Stage 3: Proliferation and Differentiation – Activated B cells proliferate and differentiate into plasma cells (antibody producers) and memory B cells.
Stage 4: Antigen Elimination – Antibodies neutralize, opsonize, and agglutinate antigens, and activate complement.

T-Dependent B Cell Activation

Most antigens require T helper cell assistance for full B cell activation. The process involves antigen binding, processing, MHC II presentation, and cytokine signaling from T helper cells.

Diagram of T-dependent B cell activation by T helper cell

B Cell Proliferation and Differentiation

Activated B cells proliferate and differentiate into plasma cells (which secrete antibodies) and memory B cells (which provide long-term immunity).

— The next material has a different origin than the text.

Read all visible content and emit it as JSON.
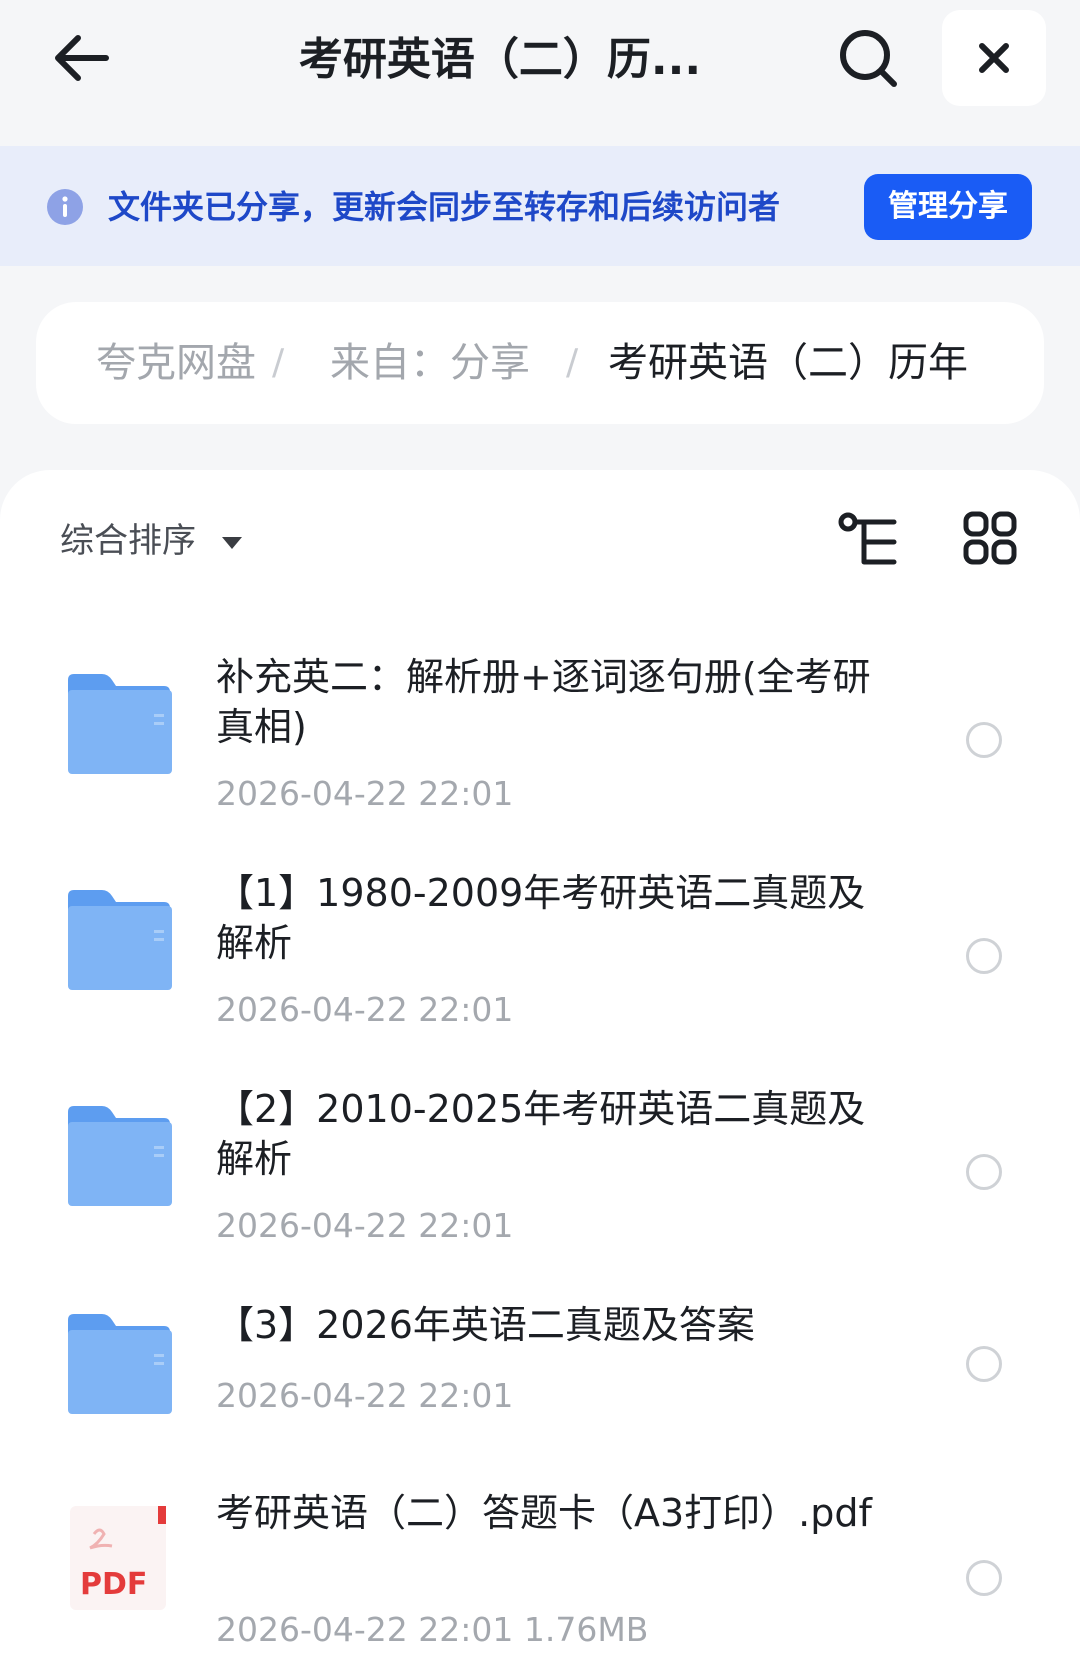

Diagram of B cell proliferation and differentiation into plasma and memory cells

Antibody Structure and Isotypes

Antibody Structure

Antibodies (immunoglobulins) are Y-shaped molecules composed of two heavy and two light chains, each with variable and constant regions. The variable region forms the antigen-binding site, while the constant region determines the antibody class.

Antibody Isotypes

There are five main antibody isotypes, each with distinct functions and locations:

Isotype	Structure	Main Features
IgG	Monomer	Most abundant in serum; crosses placenta; produced second in primary infection
IgA	Dimer/Monomer	Most abundant in mucosal secretions; protects mucosal surfaces
IgM	Pentamer/Monomer	First produced in primary infection; largest; effective in blood
IgD	Monomer	B cell receptor; regulatory role
IgE	Monomer	Lowest in serum; involved in allergic reactions and defense against parasites

Diagram of antibody isotypes: IgG, IgA, IgM, IgD, IgE

Immunological Memory

Primary vs. Secondary Response

Primary exposure to an antigen generates IgM first, then IgG. Secondary exposure triggers a rapid, high-affinity IgG response due to memory B and T cells, providing long-term protection.

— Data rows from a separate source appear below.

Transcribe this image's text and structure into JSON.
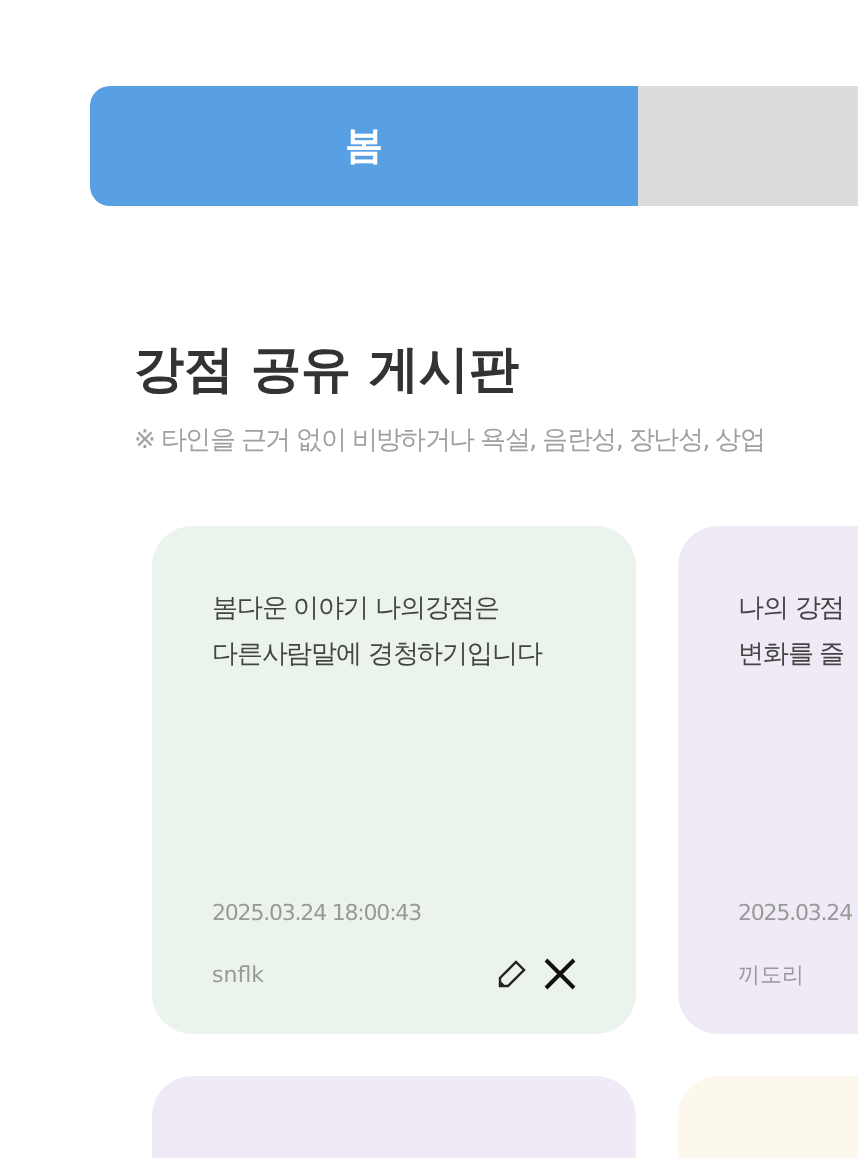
{
  "tabs": [
    {
      "label": "봄",
      "selected": true
    },
    {
      "selected": false
    }
  ],
  "board": {
    "title": "강점 공유 게시판",
    "notice": "※ 타인을 근거 없이 비방하거나 욕설, 음란성, 장난성, 상업"
  },
  "cards": [
    {
      "lines": [
        "봄다운 이야기 나의강점은",
        "다른사람말에 경청하기입니다"
      ],
      "date": "2025.03.24 18:00:43",
      "author": "snflk",
      "editable": true,
      "color": "#ebf4ec"
    },
    {
      "lines": [
        "나의 강점",
        "변화를 즐"
      ],
      "date": "2025.03.24",
      "author": "끼도리",
      "color": "#efeaf5"
    },
    {
      "color": "#efeaf5"
    },
    {
      "color": "#fcf8ee"
    }
  ]
}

Acquisition of Humoral Immunity

Types of Adaptive Immunity

Naturally acquired active immunity: Infection triggers immune response; long-term protection.
Naturally acquired passive immunity: Antibodies received (e.g., maternal); temporary protection.
Artificially acquired active immunity: Vaccination; long-term protection.
Artificially acquired passive immunity: Antibody administration (antiserum); temporary protection.

Additional info: The adaptive immune system's ability to generate a vast diversity of antigen receptors is due to somatic recombination and hypermutation processes in lymphocytes. Memory cells are the basis for the effectiveness of vaccines and long-term immunity.